Here’s what Perplexity cooked up as it did some research on this for me:
Companies must notify affected Maine residents and the Attorney General “as expediently as possible and without unreasonable delay,” which in practice means they cannot sit on a breach for months while they polish a narrative.
If more than 1,000 people are notified, they also have to notify consumer reporting agencies and file a detailed notice with the AG that becomes part of a public record, even if only a handful of those people actually live in Maine.
Notice has to go out as soon as law enforcement says it will not compromise an investigation, with guidance converging on roughly a 30‑day outer bound from discovery, so Maine filings often appear before a company’s national comms and investor disclosures are fully baked.
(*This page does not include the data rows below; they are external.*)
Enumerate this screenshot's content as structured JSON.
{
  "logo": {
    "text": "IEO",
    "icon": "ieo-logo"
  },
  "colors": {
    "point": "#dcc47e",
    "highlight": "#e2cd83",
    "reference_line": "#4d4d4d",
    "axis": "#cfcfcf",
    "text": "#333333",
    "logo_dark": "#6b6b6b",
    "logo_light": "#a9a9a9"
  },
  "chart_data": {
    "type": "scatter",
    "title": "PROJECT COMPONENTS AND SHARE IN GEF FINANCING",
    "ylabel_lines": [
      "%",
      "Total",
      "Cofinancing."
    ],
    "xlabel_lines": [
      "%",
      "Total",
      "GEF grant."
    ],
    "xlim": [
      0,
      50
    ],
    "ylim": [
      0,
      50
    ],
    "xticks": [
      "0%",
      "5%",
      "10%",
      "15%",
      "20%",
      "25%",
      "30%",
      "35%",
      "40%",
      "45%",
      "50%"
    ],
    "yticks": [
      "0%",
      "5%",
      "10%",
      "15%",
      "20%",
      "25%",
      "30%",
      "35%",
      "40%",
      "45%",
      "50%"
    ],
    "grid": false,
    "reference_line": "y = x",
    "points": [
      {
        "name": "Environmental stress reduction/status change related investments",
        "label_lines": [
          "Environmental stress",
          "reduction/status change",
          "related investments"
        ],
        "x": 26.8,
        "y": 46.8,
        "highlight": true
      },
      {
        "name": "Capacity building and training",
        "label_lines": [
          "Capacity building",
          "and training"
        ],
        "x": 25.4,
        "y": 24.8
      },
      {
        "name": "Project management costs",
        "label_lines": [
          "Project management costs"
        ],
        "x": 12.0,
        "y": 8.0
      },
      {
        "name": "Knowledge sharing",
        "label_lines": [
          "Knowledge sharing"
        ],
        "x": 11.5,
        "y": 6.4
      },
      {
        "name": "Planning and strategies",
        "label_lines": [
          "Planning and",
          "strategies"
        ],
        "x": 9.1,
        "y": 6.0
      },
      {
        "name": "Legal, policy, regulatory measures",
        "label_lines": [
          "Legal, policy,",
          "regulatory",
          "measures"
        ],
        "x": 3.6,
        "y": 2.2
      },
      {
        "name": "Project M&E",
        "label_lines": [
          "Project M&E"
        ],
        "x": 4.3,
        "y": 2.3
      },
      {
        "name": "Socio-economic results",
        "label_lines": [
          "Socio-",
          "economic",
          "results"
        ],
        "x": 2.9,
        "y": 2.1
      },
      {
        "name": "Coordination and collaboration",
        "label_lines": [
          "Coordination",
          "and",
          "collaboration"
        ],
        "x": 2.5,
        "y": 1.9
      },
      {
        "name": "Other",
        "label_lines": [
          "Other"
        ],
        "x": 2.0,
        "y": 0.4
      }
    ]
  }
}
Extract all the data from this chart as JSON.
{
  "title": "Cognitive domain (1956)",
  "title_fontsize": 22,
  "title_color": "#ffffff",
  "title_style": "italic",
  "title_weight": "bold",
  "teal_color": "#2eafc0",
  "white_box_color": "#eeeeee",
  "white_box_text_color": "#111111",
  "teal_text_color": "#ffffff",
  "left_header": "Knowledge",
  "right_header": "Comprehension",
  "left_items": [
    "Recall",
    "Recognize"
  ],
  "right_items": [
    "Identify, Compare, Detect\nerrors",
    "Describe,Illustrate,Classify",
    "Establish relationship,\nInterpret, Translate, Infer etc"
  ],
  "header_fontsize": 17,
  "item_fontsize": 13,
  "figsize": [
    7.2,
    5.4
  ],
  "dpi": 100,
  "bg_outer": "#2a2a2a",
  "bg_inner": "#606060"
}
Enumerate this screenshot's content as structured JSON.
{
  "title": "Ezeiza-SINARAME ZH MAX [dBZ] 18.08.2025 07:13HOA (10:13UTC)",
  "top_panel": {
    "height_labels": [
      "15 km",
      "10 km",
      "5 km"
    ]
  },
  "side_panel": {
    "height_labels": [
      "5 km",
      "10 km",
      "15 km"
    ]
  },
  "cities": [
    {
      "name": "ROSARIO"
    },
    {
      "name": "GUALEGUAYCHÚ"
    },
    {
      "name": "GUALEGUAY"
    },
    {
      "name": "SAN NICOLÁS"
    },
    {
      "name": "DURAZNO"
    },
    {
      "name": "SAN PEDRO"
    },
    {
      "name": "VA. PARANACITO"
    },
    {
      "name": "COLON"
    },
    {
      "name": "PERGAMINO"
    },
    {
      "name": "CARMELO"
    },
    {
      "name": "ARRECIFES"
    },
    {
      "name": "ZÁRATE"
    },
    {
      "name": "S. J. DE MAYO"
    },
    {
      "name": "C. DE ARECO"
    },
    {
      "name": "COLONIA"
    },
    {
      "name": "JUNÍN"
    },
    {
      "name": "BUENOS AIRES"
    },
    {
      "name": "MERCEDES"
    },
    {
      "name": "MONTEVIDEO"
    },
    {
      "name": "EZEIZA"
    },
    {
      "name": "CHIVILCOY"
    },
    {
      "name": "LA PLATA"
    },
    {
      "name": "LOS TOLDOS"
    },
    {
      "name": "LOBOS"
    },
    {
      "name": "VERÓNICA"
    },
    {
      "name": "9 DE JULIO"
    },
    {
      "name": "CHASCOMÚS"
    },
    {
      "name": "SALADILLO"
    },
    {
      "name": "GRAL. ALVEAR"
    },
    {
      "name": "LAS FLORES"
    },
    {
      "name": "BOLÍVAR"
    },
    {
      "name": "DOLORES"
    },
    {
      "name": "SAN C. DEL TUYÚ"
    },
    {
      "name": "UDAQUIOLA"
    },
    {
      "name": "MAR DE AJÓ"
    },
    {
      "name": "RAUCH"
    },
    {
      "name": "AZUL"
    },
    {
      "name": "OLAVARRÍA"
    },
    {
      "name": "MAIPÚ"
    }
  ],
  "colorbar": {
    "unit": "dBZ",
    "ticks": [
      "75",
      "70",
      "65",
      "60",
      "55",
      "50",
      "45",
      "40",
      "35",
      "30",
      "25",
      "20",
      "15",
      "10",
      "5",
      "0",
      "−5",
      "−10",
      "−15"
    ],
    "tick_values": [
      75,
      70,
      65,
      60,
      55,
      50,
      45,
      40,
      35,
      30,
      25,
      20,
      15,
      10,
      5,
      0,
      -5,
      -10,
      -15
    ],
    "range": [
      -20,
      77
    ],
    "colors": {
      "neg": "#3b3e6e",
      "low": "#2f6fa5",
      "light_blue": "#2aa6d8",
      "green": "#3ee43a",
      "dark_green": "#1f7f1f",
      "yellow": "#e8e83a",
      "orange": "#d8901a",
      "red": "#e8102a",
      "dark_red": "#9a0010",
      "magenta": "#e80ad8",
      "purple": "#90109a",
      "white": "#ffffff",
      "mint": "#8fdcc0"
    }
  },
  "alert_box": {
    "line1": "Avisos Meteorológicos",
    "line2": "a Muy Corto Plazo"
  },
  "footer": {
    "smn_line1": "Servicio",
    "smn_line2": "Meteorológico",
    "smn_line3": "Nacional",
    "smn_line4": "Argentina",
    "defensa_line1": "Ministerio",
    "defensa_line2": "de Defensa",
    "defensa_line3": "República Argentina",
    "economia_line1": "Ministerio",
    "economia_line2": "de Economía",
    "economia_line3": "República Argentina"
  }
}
If you want a live view of the feed, here’s the “Breach Portal” for Maine:
https://www.maine.gov/agviewer/content/ag/985235c7-cb95-4be2-8792-a1252b4f8318/list.html
🔗 Open Source
GitHub link to Bianco’s EvidenceForge project listed in the Gem above. Check out the AGENTS.md file since this is run as a skill within Claude / Codex.
Open-source, Python-based asset discovery framework. It handles host discovery, port scanning, service fingerprinting, and enrichment in a single path, then organizes the results into a single web app. Good fit for attack surface inventory, lab mapping, and quick scoping when you need a clean picture of a subnet or environment.
Handy is essentially a push-to-talk assistant for transcribing your speech into text. It uses local models for the transcription itself. Good for note-taking, but might be super interesting for prompting your coding agent so you can be totally hands-off keyboard.
CarterPerez-dev/exs-cyberjob-scraper
Elixir-based scraper that pulls cybersecurity job postings, filters out the generic “IT” noise, and surfaces which certs show up most often in real roles. If you mentor juniors or run hiring, this is a handy way to sanity‑check which certification signals actually appear in current job ads instead of guessing based on vendor marketing.